6.03.2012

The Moon in June

It's true. I do love Science. But apparently Blogger thinks differently about it. Or about me. Anyway, I will try again another time to tell you all about my love for Science.

Let's just talk about the sky for now.

Do you EVER look up?

Moonrise Over the Mulberry Tree - 6.3.12


There was a solar eclipse a couple weeks ago.

In a few hours there will be a lunar eclipse.

Day after tomorrow a Transit of Venus passing across the face of the Sun occurs.

Perhaps the Mayans are/were on to something, because the heavens are certainly putting on a show for us right now. What does it all mean?

It means we are fortunate to be at a particularly good vantage point from which to view some of the cosmic gyrations that happen all the time whether we are looking up or not.

Granted, conditions are not such that we see a solar eclipse, or a lunar eclipse, or a Transit of Venus as frequently as our daily sunrise and sunset. But my point is -- skywatching is not much of an activity most folks engage in these days. Too many other things to watch: YouTube, Netflix, Twitter, Facebook, Oh My Oma's Blog, etc. I enjoy watching all those, too.

The Avid Skywatcher in my world was my father. He was an amateur astronomer. Built a homemade observatory in our back yard. Telescopes were ever present in our family life. He made them by hand, too. I grew up thinking most fathers did the same. 

Dad's nocturnal cycles were all out of whack from years of stargazing in the middle of the night.  

The regularity of the movements of objects in the sky is comforting to me, even the path of the sun across the sky in daylight hours, but especially the cycles of our Moon, and the planets and brighter objects.

I never got very good at identifying constellations, but I learned to distinguish the visible planets pretty early in life. Some of the learning came out of my native curiousity, but much of it just happened by osmosis or magic due to the rich environment at home.

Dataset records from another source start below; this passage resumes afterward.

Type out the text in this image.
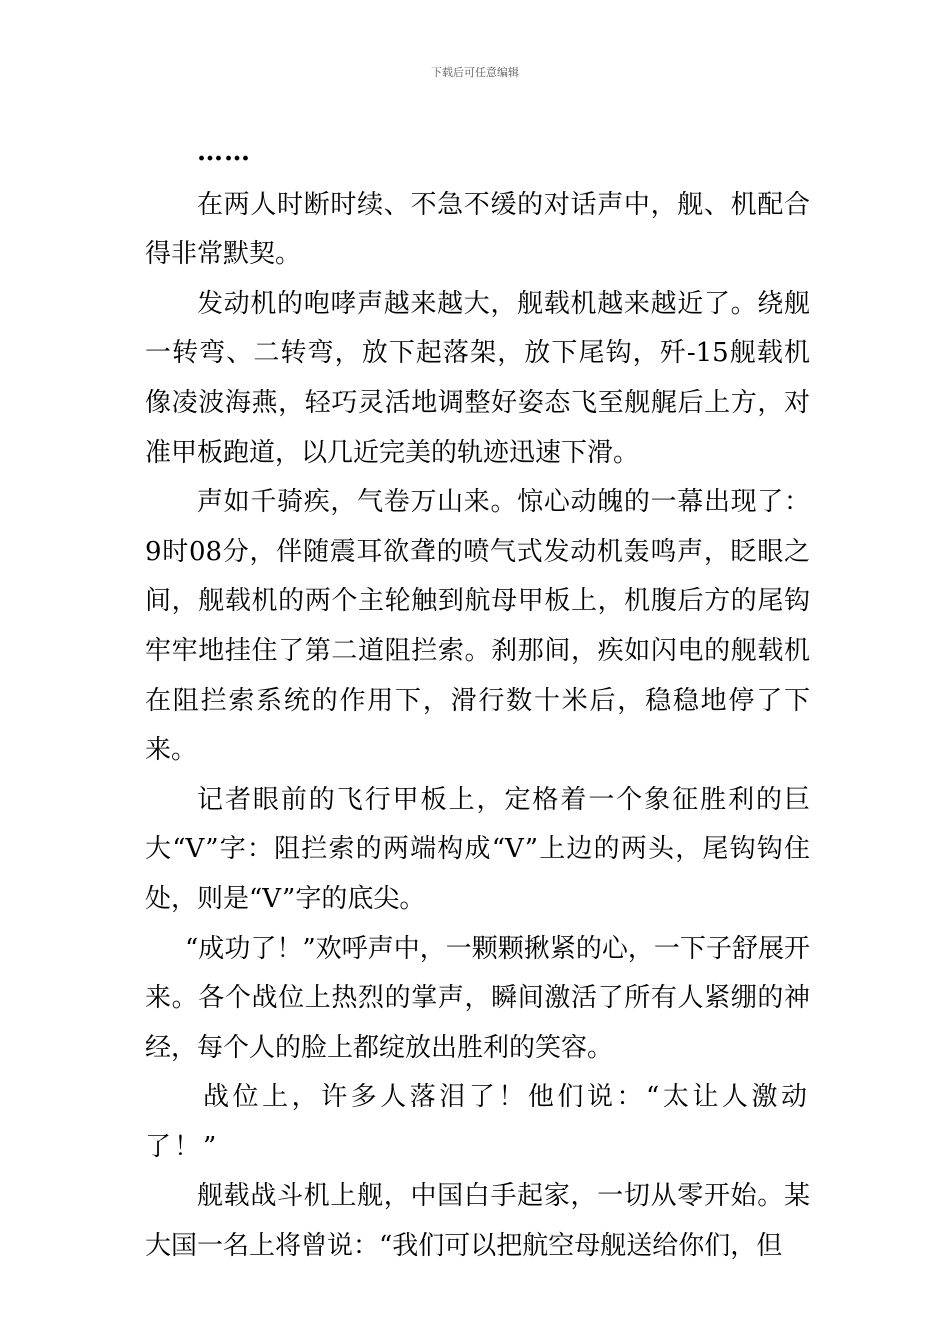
下载后可任意编辑

……

在两人时断时续、不急不缓的对话声中，舰、机配合得非常默契。

发动机的咆哮声越来越大，舰载机越来越近了。绕舰一转弯、二转弯，放下起落架，放下尾钩，歼-15舰载机像凌波海燕，轻巧灵活地调整好姿态飞至舰艉后上方，对准甲板跑道，以几近完美的轨迹迅速下滑。

声如千骑疾，气卷万山来。惊心动魄的一幕出现了：9时08分，伴随震耳欲聋的喷气式发动机轰鸣声，眨眼之间，舰载机的两个主轮触到航母甲板上，机腹后方的尾钩牢牢地挂住了第二道阻拦索。刹那间，疾如闪电的舰载机在阻拦索系统的作用下，滑行数十米后，稳稳地停了下来。

记者眼前的飞行甲板上，定格着一个象征胜利的巨大“V”字：阻拦索的两端构成“V”上边的两头，尾钩钩住处，则是“V”字的底尖。

“成功了！”欢呼声中，一颗颗揪紧的心，一下子舒展开来。各个战位上热烈的掌声，瞬间激活了所有人紧绷的神经，每个人的脸上都绽放出胜利的笑容。

战位上，许多人落泪了！他们说：“太让人激动了！”

舰载战斗机上舰，中国白手起家，一切从零开始。某大国一名上将曾说：“我们可以把航空母舰送给你们，但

Perhaps I was born to love Science. But I like to think some of the love was handed down to me from Avid Skywatcher.

He read all kinds of astronomy books and magazines and star charts, but my father mis-pronounced the word "gaLAXy" because he had never heard the word aloud. EmPHASis on the wrong sylLABle. If I could hear him say it again -- aloud, not just in my memories -- I would laugh for joy and kiss his face.

"Avid Skywatcher" sounds a bit like a relative of Luke Skywalker. It's silly, but I kinda like the thought him having an adventure as Avid Skywatcher in a Galaxy Far, Far Away.

I won't be getting up in couple hours to view the partial lunar eclipse. Need to keep my nocturnal cycles in whack. But I will be checking the Interwebs first thing to see photos and read reports. 

See you in my dreams Avid Skywatcher.